They are all perfectly pigmented. (so am I, Nature is highlighting my hair, rather drastically lately, for free)


----------



## nifty (Aug 2, 2013)

borderkelpie, I'm with you on the term "bad black" -- I agree, how can anything connected to poodles be "bad"? 

I had an appointment today so I brought Dulcie to her groomer for a bath and when I got there I realized with our upcoming road trip, this would be her last chance for a proper grooming/trim until Christmas! So I asked her groomer to trim her down a bit so that keeping her tangle free will be a cinch while we are traveling. 
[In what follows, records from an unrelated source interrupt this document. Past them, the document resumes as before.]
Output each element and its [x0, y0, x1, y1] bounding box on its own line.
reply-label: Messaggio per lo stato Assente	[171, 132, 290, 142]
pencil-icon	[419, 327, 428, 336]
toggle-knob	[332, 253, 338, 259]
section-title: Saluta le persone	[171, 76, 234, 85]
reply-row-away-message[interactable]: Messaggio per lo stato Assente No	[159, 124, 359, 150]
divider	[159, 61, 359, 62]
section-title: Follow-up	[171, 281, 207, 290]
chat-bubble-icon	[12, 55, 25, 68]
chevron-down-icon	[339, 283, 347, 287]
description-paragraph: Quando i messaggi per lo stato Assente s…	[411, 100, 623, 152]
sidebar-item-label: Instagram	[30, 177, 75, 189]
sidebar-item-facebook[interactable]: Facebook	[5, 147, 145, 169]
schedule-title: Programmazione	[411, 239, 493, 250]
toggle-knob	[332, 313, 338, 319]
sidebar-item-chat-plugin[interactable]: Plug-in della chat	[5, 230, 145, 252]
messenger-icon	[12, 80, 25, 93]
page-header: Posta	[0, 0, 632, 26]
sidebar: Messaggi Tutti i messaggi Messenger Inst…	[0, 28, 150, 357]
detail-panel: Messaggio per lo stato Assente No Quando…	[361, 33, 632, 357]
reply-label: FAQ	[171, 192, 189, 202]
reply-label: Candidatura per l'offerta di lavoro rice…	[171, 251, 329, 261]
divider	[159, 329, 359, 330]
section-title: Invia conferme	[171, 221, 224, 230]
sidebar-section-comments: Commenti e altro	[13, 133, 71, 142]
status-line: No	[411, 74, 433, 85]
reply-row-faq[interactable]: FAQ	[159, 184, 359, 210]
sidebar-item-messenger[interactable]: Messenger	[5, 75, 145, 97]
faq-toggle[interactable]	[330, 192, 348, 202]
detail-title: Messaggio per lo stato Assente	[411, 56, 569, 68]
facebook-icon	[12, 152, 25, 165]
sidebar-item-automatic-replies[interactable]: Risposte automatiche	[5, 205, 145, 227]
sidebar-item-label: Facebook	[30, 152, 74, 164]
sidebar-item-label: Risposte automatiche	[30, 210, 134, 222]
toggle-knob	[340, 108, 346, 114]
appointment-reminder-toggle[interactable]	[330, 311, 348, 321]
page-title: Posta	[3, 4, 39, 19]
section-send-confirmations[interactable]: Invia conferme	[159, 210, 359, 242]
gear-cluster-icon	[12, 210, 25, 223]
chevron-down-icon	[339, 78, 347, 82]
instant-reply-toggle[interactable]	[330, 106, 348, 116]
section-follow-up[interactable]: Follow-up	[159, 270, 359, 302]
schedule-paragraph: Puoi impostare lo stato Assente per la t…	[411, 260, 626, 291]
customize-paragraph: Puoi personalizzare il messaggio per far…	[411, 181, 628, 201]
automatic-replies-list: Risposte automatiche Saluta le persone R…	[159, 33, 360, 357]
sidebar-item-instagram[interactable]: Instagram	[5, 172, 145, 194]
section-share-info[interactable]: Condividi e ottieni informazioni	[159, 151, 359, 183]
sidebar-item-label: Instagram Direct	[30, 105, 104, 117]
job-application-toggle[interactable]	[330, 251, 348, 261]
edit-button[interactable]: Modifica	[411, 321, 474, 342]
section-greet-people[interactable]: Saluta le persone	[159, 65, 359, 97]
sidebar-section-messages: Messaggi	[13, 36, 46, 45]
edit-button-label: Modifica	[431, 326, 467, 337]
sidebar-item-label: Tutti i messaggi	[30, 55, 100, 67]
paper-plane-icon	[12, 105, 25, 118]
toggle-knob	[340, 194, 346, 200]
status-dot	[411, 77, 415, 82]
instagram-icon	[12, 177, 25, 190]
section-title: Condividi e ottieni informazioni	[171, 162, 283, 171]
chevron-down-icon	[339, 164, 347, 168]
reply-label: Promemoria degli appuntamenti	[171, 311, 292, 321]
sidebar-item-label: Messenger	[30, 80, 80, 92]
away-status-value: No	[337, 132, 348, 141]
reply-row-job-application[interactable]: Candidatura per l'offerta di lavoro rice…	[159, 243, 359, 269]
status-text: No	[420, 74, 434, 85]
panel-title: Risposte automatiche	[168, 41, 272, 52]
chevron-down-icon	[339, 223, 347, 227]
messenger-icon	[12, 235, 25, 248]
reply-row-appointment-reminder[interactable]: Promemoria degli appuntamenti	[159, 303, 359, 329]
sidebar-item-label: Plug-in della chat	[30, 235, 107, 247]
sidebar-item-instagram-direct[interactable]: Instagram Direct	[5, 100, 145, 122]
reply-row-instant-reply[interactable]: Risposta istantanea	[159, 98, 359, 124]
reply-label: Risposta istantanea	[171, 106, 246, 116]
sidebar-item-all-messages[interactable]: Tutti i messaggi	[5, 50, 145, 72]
Catherine you were so right! Now that she has been clipped shorter, the brownish tinge in her coat is gone! Also, I don't know what the groomer did, but I can't find the two white hairs any more! Perhaps she plucked them or trimmed them extra short. They really stood out before, as far more wiry than the b;ack puppy coat all around them.

P.S> I also picked up a water resistant blanket coat for Dulcie today - now that she is in a shorter trim, I will worry about cold. I won't have her trimmed again until Spring, but since she is going to be meeting family on this trip, I wanted to be sure she was looking her best!


----------



## Bizzeemamanj (Apr 14, 2014)

Cooper is a 8 month old brown (father was a black and mother a brown) and he's getting random white hairs in his coat now. A few on his back and one near his neck. Both parents had them in a few spots on their coat too.

I'm not familiar with the expression "bad black" - what does that mean? Is it just a conformity issue?


----------